“Love, Loss and What I Wore,” on stage through March 6 at Good Theater, is a series of vignettes about the female experience, seen through the gauzy screen of a woman’s wardrobe. The show, based on a book by Ilene Beckerman and written for the stage by Nora and Delia Ephron, is at once timely and, at this point in the American 21st century, a little off-kilter.

Members of the cast – a group of talented local actors who will be recognizable to Portland audiences – play characters of various ages who take turns describing formative moments in their lives. In vivid detail, with aplomb and great comic timing, they describe the dresses, shoes and accessories that sometimes foiled them, sometimes failed them and sometimes just made key moments that much more memorable.

This is mostly a comedy, and a quite enjoyable one, although these lives are fraught with challenges, too, sometimes desperate ones. The women struggle with failed marriages, rape, cancer and death – and grow into and out of styles as they work, stumbling along as people do, to figure out who they are.

“I’ve never really known for sure which of those two people I am, the girl who almost doesn’t get asked to prom at all or the girl who gets to go with a really cute guy,” says one, describing the powder blue and white dress that, mortifyingly, matched her prom date’s tuxedo. “Every time I thought I knew which one I was, I turned out to be the other. Which is one reason why I think I got married, to end the confusion.”

It’s a promising tableau for the moment we’re in now, an extraordinary cultural transformation that seems apparent in all corners of American society these days, fueled by the #MeToo movement that burst forth in recent months in the wake of revelations of Hollywood mogul Harvey Weinstein’s predatory behavior. The audience appreciated it immensely: Many women nodded knowingly about even some obscure items (blow-up bras), and the jokes and wry observations landed each time.
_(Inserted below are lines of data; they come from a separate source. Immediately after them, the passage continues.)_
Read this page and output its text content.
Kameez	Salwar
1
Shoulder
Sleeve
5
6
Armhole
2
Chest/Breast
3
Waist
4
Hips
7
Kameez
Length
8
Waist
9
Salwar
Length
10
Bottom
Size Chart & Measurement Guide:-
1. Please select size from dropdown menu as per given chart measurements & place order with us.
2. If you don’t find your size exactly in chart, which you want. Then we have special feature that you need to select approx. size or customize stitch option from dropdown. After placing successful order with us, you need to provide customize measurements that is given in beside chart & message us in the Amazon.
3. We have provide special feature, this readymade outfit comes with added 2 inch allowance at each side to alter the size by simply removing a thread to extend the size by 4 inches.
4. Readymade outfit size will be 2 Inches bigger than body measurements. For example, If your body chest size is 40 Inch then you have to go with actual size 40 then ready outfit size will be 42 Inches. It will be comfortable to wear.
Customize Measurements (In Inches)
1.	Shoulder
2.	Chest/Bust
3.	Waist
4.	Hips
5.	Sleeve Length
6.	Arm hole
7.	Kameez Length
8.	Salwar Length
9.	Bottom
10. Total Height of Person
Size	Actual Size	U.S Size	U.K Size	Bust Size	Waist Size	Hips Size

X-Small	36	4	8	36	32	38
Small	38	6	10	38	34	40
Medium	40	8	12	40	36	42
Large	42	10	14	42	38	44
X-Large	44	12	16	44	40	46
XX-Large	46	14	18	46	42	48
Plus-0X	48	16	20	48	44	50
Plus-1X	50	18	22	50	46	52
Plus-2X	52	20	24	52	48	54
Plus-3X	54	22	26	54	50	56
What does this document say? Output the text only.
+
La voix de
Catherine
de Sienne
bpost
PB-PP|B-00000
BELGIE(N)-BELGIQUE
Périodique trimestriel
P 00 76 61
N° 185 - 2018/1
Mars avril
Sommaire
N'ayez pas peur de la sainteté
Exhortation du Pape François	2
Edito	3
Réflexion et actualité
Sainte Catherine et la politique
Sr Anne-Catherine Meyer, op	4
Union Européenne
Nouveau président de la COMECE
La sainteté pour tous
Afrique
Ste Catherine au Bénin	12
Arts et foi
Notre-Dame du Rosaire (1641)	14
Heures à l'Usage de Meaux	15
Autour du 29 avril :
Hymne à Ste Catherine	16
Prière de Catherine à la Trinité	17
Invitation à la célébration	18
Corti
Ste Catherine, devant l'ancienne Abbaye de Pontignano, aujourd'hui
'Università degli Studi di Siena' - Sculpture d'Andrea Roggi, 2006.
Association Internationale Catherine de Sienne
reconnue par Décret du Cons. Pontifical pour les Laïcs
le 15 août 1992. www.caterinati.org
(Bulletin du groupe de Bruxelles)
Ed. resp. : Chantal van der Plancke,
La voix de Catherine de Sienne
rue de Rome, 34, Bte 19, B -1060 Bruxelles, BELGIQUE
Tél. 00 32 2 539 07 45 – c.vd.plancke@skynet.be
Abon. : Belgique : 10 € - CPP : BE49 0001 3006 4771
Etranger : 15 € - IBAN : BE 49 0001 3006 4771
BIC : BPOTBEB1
But the show, first produced in 2008 off-Broadway, also feels constricted in an American culture that even in the last decade has expanded its appreciation of what “the universal female experience” is. The Ephron-Beckerman interpretation depends on the commonalities among white, educated, middle-class baby boomers. It’s a limited view, caught in amber. It’s not just that younger women are less likely to shop at department stores – where it seems the characters got most of their footwear and apparel – but also that they may not assume, as this show does, that having small breasts is any kind of obvious physical flaw in need of correction.

“Love, Loss and What I Wore,” essentially, is dependent on nostalgia. That can be pleasing, like a favorite cozy old sweater stolen years ago from the high school boyfriend who, thank goodness, you didn’t marry. Plus, perfect for mid-winter in Maine, it’s funny.

Daphne Howland is a freelance writer based in Portland.